Dulle Griet, alias Margot la Folle, par Pieter Breughel l’Ancien

On ne fait plus de tableaux pareils

Pieter Breughel, “Margot la Folle” [restaurée], 1561, huile sur panneau, 115 × 161 cm, Musée Mayer van den Bergh, Anvers

On ne sait pas grand-chose de Pieter Breughel (∼1525/1569), c’est pourquoi l’interprétation de nombre de ces dessins et tableaux reste ouverte en grande partie. Tant mieux pour nous !

Au moment où l’Italie sombre en partie dans le Maniérisme (voir “Suzanne et les Vieillards”, du Tintoret, 1556), notre bon Vieux Brueghel n’en est pas là. Rien de maniéré ici ! Ça décape. Ça délire, ça hurle, ça bastonne, ça brûle ! Et au milieu de tout ça, ça délire encore !

Margot la folle, de son vrai nom Dulle Griet, semble bien barrée. Pendant que les femmes se battent, elle bat la campagne. Elle passe devant une bouche grande ouverte d’enfant symbolisant l’entrée des enfers. Elle semble avoir pillé son content, profitant du bazar apocalyptique. Attendez !… L’entrée de l’enfer, c’est une bouche d’enfant ? Oui. Regardez. D’ailleurs, on n’en voit que la lèvre supérieure. Il n’y pas de lèvre inférieure, ni de menton, pas plus que de mâchoire inférieure. Mais ce nez à peine formé, ces yeux tout ronds, il s’agit bien du visage d’un petit enfant. Voire même d’un bébé ! Les femmes sont déchaînées. Elles corrigent sévèrement à coups de verges et de bâtons et ruent de coups non pas tellement les hommes — comme on a pu le lire ici ou là —, mais des monstres. Est-ce une métaphore picturale qui dépeindrait les hommes en tant que monstres, et qui traiterait de la différence entre les sexes, tel que le suggère la notice du Musée d’Anvers ? Brueghel l’Ancien, féministe ? Non. Je ne crois pas. Bien plutôt, il s’agit de démons sortis des enfers, et venus envahir le village. Mais les femmes n’ont pas attendu l’armée, qui arrive — bien tard —, sur la droite, en bas, au sortir de l’octroi ; elles défoncent les démons. Il ne sont pas à la noce ! Elles n’ont pas peur ! Sacrées Flamandes ! Bien sûr, quelques femmes profitent du chaos pour piller, dont Griet, mais elles sont beaucoup moins nombreuses que celles qui bastonnent.

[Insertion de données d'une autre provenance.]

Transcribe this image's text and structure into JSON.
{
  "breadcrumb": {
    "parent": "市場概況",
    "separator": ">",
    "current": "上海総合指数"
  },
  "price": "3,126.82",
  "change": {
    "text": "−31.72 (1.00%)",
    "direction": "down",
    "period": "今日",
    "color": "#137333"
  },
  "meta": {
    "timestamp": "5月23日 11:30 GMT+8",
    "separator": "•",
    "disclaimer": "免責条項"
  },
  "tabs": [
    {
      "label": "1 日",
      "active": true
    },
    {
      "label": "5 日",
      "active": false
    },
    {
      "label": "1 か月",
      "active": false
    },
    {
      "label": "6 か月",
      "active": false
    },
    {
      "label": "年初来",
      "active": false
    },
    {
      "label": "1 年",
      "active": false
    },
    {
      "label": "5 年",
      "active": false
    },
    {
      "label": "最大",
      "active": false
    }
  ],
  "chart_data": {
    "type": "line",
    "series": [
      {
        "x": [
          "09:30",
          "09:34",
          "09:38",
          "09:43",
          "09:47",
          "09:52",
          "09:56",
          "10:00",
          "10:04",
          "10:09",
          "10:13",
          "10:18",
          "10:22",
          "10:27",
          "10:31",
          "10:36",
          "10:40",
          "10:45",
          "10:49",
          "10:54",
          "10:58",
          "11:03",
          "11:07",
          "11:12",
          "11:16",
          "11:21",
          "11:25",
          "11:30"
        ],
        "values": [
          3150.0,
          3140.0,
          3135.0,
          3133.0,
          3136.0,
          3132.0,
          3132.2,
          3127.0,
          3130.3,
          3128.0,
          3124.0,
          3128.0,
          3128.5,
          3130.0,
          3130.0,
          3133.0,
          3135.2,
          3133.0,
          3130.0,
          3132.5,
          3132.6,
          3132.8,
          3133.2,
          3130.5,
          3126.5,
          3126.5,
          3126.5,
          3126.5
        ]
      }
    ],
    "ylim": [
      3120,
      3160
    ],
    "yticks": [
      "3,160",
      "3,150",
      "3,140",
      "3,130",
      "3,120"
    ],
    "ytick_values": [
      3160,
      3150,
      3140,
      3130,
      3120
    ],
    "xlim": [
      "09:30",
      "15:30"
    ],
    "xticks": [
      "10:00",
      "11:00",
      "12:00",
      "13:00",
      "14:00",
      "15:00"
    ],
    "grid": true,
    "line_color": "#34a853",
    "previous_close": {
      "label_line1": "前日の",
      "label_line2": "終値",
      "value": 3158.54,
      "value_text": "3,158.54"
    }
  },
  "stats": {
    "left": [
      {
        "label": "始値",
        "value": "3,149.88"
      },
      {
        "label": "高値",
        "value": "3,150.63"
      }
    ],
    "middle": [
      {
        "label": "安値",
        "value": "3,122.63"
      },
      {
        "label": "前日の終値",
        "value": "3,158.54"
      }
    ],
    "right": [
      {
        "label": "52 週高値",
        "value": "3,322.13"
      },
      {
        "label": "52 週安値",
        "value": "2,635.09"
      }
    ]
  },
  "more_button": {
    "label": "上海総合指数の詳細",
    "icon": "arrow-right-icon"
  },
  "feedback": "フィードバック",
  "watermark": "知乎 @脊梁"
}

L’œil passe d’un endroit à un autre, dans un mouvement incessant. Tout rebondit visuellement, d’écho en écho visuel. On ne sait pas si on doit s’amuser ou s’effrayer. Il semble que de nombreux exégètes soient pris dans cette fourche interprétative, entre le rire et les larmes, l’ironie et la cruauté, la comédie et la tragédie. Ainsi que l’écrit Christian Vöhringer (2009) : « Chez Bruegel, la vraie comédie est souvent tragique et semble dépasser l’esprit de son temps car il crée des jeux de mots-images radicalement novateurs. La recherche future s’intéressera davantage à son processus créatif, champ de recherche ouvert à tous car sa maîtrise d’une technique fluide et spontanée est telle qu’il est souvent possible de suivre la genèse d’un tableau sans faire appel à des technologies sophistiquées. » Je ne suis pas un spécialiste tel que Vöringher, mais je suis assez d’accord avec cette idée qu’il y aurait, ici et là, des jeux de mots-images. S’il fallait analyser ce tableau, on y passerait des heures ! On pourrait choisir de décrire tel endroit plutôt que tel autre, mais, à la vérité, tout est fou ici ! La question, c’est, d’où vient cette folie ? Le XVIe siècle, c’est à combien d’années-lumières ?

 

Source : Christian Vöhringer, « Pieter Bruegel l’Ancien : nouvelles perspectives » : http://journals.openedition.org/ perspective/1310

PS. On aura remarqué qu’on écrit tantôt (amis belges…) Breughel ou Bruegel. Je n’ai fait que reprendre ce que les sources ont statué, chacune de leur côté.